Looking back over my past scribblings has been a nostalgic diversion and a lesson in how much retail has changed in such a relatively short period of time.

For example, the Retail Week Top 50 for 2009 included such absent friends as Comet, BHS, Thresher and Phones 4u. At number 20 was Woolworths, even though it collapsed the same year. Arcadia and Debenhams were at 17 and 18 respectively and are still with us, but for how long remains to be seen.

“The continued resilience of the independent sector has revitalised many a run-down area”

The internet has probably been the most seismic disruptor over the past 10 years, but in 2009 we still weren’t sure where it fitted in. Phrases such as omnichannel and big data were on everyone’s lips, along with less popular terms such as ‘reverse logistics’. Today, AI is the thing we’re all talking about, or should be.

In 2009, I was celebrating 15 years on the high street, not knowing that six years later I’d become one of those online pure-players I’d previously been so dismissive of. Like me, many retailers were pushed into the threads of the web as bricks and mortar became synonymous with ball and chain.

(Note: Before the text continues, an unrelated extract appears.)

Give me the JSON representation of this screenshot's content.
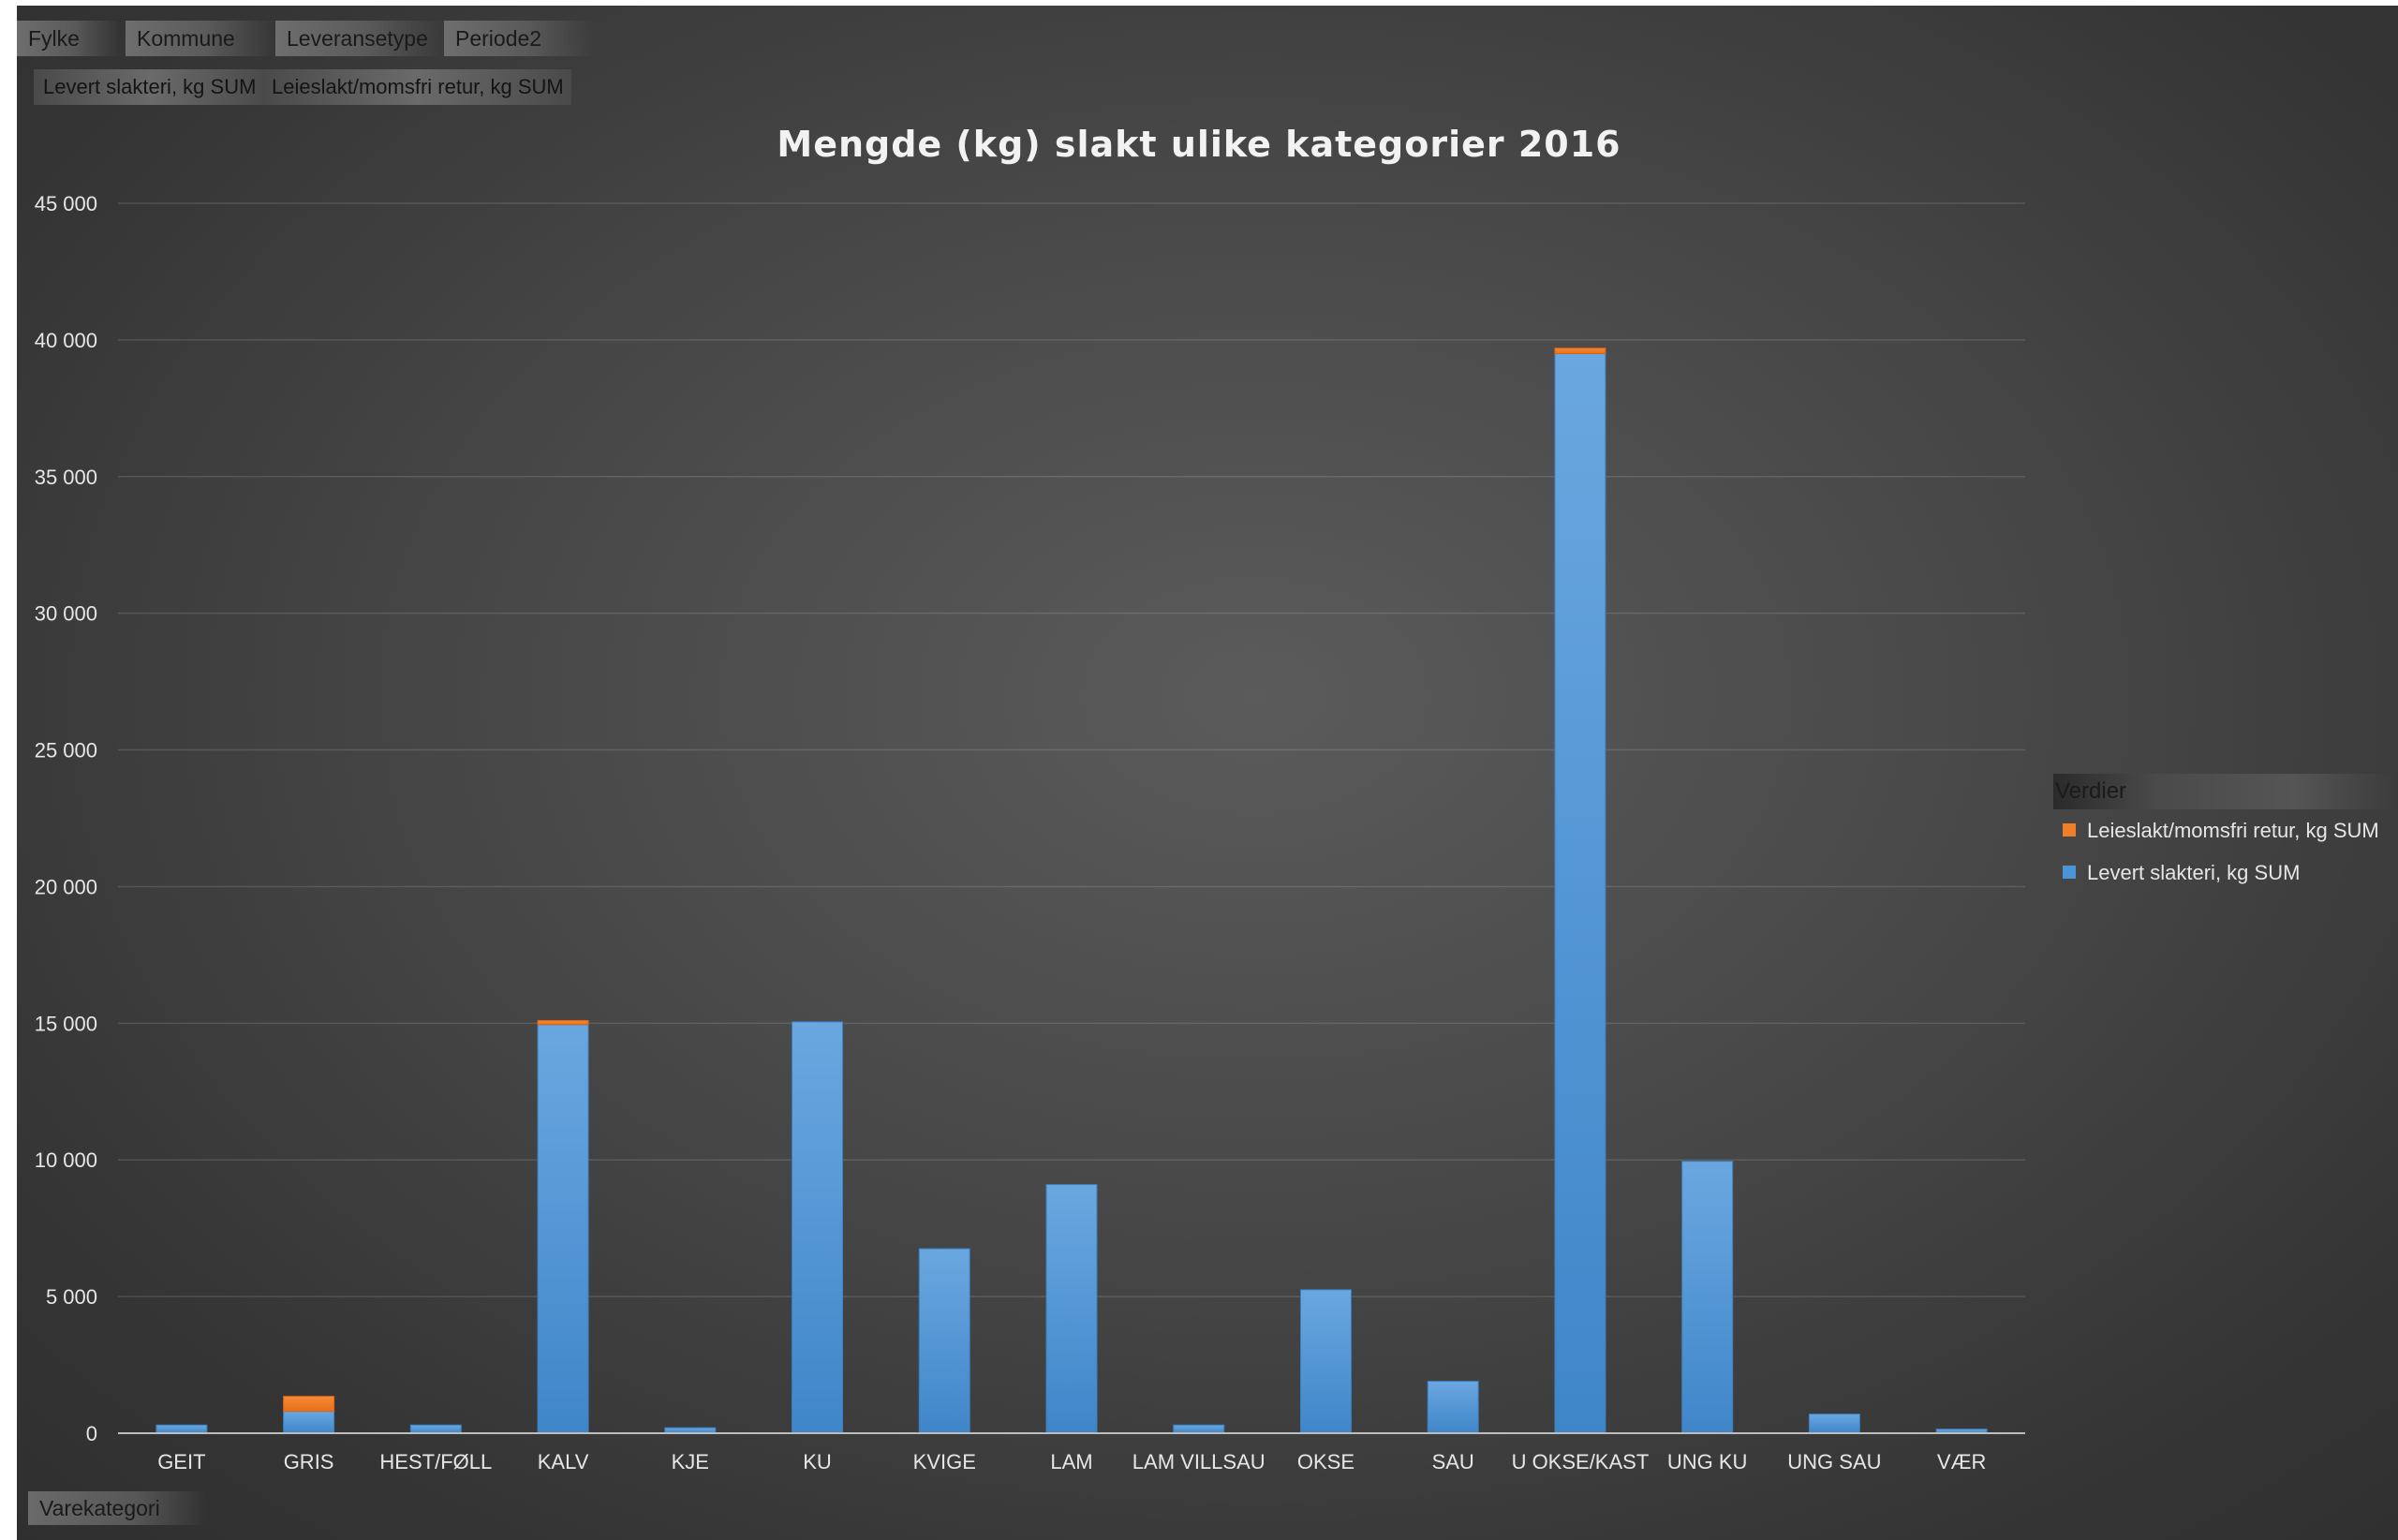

As I’ve complained numerous times in these pages, the retail property model has eaten itself, and many a good retailer has been on the menu.

Debt burden

Along with spiralling property overheads I’ve also speculated about the impact of the staggering level of debt many large retailers carry. In 2012 I asked “how many of these paper tigers would survive the flames”.

Both these factors came to a devastating confluence when Thomas Cook finally hit the buffers. Not only was it carrying the dead weight of 560 stores in an industry dominated by online, it was also drowning in a biblical level of debt.

Debt burden is now a common cause of collapse for many a bloated retail giant. Debenhams seems to spend more time refinancing than it does retailing, as does House of Fraser. I doubt many retailers had even heard of a CVA 10 years ago; now it’s old news.

I predict that the latest wheeze to keep the wolf from the door – debt/equity swaps – will become just as ubiquitous in coming years, raising questions about just who will really own some retailers in the future, assuming they have one.

The introduction of an internet tax looks more likely every year and is something else I’ve warned about. Inspired by the likes of Amazon, which has also become synonymous with taxation controversy, the final irony is that it is now opening physical stores.

I expect this to be little more than a dalliance, like its fabled drone delivery service that I still remain unconvinced about. Amazon doesn’t need stores, it’s just that it may eventually be the only retailer that can afford them.

There are bright spots on the high street though: the continued resilience of the independent sector, which has revitalised many a run-down area. That may be something that could save physical retail in these spaces if property managers take a more long-term, enlightened approach.

The upsurge in ethical retail is also encouraging for those of us who see a future world where consumption will have to be balanced with its impact on the planet and all its inhabitants.

But after 25 years as a retailer and 10 years as a writer, I may have become a bit cynical. Some would say I always was! But the one thing I can state with some certainty is our industry will never stand still.

Wherever we end up in 10 years’ time, we’ll still be selling stuff to people who will want to buy it. I hope I’ll still be part of that and still able to write about it. See you in 2029 to find out.